Peut-être eût-il été sage à la Gironde, puisqu’elle n’était réellement pas la plus forte, de ne point revenir sur cette délibération. Le mouvement de la veille ne devait pas avoir d’autre résultat que la suppression des Douze, si d’autres causes ne le prolongeaient pas davantage. Mais, à ce point de violence dans les animosités, il fallait que la querelle se vidât ; il fallait que les deux partis combattissent, puisqu’ils ne pouvaient plus se souffrir ; il fallait qu’ils marchassent de défaite en victoire, et de victoire en défaite, en s’exaltant chaque jour davantage, jusqu’à ce que le plus fort triomphât définitivement du plus faible. Le lendemain les membres de la droite regagnèrent le champ de bataille dans la convention ; ils firent rapporter le décret de la veille, comme illégalement rendu, dans le tumulte et sous l’oppression ; et la commission fut rétablie. « Vous aviez fait hier, leur dit alors Danton, un grand acte de justice.

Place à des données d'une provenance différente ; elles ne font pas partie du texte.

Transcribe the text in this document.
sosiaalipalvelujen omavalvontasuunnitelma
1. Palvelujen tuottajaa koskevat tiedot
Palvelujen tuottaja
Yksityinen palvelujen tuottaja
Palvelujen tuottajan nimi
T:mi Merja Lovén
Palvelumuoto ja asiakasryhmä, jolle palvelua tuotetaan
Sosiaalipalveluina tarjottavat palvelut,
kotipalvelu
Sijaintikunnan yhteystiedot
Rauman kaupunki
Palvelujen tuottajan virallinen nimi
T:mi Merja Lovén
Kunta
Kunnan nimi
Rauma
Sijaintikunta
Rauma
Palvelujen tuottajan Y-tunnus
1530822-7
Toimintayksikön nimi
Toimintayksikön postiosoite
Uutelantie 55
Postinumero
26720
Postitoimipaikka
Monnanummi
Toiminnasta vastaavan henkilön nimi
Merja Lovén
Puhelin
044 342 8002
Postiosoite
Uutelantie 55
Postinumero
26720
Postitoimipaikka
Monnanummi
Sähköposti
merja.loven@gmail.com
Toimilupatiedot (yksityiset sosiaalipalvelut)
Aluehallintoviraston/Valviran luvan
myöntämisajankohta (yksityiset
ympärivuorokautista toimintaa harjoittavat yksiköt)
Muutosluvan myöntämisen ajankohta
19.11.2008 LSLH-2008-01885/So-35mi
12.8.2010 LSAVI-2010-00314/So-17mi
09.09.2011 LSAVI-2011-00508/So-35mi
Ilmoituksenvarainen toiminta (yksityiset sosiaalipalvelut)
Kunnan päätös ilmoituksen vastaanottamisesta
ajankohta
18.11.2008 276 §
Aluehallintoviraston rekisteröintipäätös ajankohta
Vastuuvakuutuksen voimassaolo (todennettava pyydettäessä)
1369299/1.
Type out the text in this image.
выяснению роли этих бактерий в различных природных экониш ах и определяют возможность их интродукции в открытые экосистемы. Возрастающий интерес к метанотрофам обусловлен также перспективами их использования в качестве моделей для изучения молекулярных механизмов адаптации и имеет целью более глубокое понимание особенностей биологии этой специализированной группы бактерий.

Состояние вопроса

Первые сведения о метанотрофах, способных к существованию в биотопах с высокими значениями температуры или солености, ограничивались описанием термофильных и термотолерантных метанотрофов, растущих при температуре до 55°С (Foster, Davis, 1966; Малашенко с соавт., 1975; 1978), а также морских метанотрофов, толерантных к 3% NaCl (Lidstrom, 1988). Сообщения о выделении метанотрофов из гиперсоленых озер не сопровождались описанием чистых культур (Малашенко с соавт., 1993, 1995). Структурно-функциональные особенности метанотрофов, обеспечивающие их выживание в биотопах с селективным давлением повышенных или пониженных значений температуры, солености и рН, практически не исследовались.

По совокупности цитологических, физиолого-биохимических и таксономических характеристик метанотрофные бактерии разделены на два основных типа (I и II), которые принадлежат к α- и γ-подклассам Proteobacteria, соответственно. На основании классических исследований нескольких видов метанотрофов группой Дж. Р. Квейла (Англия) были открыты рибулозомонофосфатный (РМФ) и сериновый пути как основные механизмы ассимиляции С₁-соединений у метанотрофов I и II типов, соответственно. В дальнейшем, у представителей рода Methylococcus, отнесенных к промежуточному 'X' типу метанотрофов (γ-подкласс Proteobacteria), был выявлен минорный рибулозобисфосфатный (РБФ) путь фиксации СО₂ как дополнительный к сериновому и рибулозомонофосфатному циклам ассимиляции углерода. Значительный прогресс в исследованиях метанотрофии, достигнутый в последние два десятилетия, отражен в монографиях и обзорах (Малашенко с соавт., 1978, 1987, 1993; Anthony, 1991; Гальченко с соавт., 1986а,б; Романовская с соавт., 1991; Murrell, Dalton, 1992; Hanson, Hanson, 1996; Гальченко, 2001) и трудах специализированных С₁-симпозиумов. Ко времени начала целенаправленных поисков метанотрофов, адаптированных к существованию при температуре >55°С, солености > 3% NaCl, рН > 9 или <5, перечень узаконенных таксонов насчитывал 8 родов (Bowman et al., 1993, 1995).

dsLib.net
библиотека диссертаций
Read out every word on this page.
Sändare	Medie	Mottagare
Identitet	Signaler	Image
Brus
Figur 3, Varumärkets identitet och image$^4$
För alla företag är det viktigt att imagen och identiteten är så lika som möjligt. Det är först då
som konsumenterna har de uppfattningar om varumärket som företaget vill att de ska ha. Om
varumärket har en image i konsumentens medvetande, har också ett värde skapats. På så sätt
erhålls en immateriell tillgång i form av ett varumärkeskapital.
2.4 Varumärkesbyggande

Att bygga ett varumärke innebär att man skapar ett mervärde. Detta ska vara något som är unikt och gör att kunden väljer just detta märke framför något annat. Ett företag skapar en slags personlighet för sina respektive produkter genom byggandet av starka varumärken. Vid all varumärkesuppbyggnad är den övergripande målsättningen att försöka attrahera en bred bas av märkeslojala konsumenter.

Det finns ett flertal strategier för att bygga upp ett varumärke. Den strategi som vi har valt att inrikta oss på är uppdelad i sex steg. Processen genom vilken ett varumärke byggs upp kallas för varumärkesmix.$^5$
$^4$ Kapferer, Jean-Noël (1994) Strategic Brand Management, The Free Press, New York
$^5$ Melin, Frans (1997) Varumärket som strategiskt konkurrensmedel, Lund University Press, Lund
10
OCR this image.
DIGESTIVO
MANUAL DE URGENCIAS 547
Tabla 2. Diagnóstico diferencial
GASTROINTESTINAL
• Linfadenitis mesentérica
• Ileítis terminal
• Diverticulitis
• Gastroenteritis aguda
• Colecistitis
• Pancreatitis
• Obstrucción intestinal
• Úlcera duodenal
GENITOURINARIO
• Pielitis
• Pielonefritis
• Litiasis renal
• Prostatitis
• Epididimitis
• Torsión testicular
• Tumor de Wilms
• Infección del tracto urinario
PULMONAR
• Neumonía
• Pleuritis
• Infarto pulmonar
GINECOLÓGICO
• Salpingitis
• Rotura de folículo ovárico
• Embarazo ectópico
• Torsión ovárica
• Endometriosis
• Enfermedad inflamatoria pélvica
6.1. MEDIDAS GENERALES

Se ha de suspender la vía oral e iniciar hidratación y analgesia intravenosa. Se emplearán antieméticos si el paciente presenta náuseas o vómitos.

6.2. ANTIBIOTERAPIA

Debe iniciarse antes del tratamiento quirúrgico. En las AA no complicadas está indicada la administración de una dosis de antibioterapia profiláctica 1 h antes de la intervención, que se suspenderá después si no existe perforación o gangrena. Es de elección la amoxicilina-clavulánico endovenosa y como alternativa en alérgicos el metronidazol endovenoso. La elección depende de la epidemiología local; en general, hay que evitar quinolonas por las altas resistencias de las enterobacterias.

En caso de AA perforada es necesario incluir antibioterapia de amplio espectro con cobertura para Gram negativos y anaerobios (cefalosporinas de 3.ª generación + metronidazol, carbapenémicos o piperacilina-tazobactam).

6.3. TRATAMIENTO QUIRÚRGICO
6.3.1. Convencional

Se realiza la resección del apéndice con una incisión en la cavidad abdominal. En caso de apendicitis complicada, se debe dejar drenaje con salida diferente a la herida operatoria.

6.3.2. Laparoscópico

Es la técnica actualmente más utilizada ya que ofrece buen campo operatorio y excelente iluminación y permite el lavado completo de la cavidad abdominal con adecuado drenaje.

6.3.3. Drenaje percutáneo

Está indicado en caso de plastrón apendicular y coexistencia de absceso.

Mais, je vous l’annonce, si la commission conserve le pouvoir tyrannique qu’elle a exercé ; si les magistrats du peuple ne sont pas rendus à leurs fonctions ; si les bons citoyens ont encore à craindre les arrestations arbitraires, alors, après vous avoir prouvé que nous passons nos ennemis en prudence, en sagesse, nous les passerons en audace et en vigueur révolutionnaire. » Danton craignait d’engager le combat, et il redoutait autant le triomphe des Montagnards que celui des Girondins : aussi voulut-il tour à tour prévenir le 31 mai, et en modérer les résultats ; mais il se vit réduit à se joindre aux siens pendant le combat, à se taire après la victoire.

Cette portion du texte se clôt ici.